Review: Temples live @ Leeds Cockpit


Temples onstage at the Electric Ballroom in London, 2013 (Photo: Andy Crossland for Live4ever Media

Temples onstage at the Electric Ballroom in London, 2013 (Photo: Andy Crossland for Live4ever Media




Football fans know the standing joke so we’re paraphrasing slightly here, but so the question goes: Temples are good, but can they do it on a cold Friday night in Leeds?

We’ll come to the answer later.

A word first on Childhood, one of those rare happy moments when a support band threatens to be the highlight of the evening. Part of the new breakthrough of new wave indie bands which came to save us all in 2012 from our Ableton hell along with Palma Violets et al, the Londoners play 80s tinged ‘alternative’ pop, and play it well.

Lead singer Ben Romans-Hopcraft is the epitome of Brit-slacker Zeitgeist, his bandmates making the sort of beach pop jangle that filled up sticky polytechnic dance floors back in the snakebite era. Unaware of them before tonight, we ask him afterwards what their name is; Romans-Hopcraft goes on to say: “I tried to say it during the set but erm…didn’t do it.”

Let’s hope his label bosses aren’t reading this.

Most of the audience, including remarkably, some obvious Dad-son combinations are here for Temples, although neither of their indie rock royalty admirers – Messrs. Marr and Gallagher – are in the crowd tonight. With their début album ‘Sun Structures‘ astutely navigating a line between renaissance pop and hippy psychedelia, the quartet have plenty to feel groovy about, but for half an hour or so, the Mojo is definitely somewhere back in their gnostic home town of Kettering. Such is the audience’s lack of engagement that lead singer James Edward Bagshaw is even moved to comment on it, as well as complaining about always getting hair in his mouth.

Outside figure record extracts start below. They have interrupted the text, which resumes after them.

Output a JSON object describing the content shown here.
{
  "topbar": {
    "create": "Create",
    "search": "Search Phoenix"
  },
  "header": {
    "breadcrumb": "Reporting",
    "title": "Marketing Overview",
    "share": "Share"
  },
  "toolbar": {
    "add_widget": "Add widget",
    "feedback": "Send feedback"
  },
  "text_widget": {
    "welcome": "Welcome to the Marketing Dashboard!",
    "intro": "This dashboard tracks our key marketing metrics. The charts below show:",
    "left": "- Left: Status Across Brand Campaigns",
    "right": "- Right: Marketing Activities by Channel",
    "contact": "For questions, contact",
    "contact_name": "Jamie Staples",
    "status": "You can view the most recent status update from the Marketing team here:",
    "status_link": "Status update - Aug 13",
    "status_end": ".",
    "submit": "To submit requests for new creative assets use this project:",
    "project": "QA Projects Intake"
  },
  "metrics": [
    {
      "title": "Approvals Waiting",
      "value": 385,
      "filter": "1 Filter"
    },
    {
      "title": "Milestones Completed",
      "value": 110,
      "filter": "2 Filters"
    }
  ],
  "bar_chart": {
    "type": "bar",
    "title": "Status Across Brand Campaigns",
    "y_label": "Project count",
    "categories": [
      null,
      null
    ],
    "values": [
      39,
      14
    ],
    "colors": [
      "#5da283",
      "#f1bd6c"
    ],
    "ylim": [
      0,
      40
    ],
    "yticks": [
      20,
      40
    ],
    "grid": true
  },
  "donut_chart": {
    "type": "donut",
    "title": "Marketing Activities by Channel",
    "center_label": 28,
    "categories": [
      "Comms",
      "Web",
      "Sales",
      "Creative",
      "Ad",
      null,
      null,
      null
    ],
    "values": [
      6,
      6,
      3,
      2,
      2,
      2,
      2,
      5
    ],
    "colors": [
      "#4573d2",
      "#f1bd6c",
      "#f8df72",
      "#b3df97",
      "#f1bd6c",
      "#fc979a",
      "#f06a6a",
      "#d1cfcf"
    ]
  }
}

In that tepid 30 minutes Temples are somewhere between a tribute band to the sixties and a sixties tribute band, good but not great. And then, just as the point of regretting buying one of the Cockpit’s two pint cups and thinking about some natural relief arrives, something magic happens.

When you peel off some of ‘Sun Structures’ gloss at its core is two songs that encapsulate why all the backwards glances don’t drag it into a creative dead end; here ‘Move With The Season‘ and ‘Colours To Life‘ mark the point at which the band find themselves, each both mesmeric and blissful. In those few minutes Edward Bagshaw seems to halo, evoking the kittenish aura of Marc Bolan and singing like Crosby, Stills and Steve Marriott. Perhaps this amalgam is precisely what he’s aiming for, but it’s also the piece of the jigsaw which, once found, allows Temples to wrap up the rest of the show with the crowd eating out of their chakras.



It’s pretty obvious that the future of music can’t be the past, but the Temples time capsule was – eventually –  as fascinating as it was un-ironic.

And yes, they can do it in Leeds on a cold February night.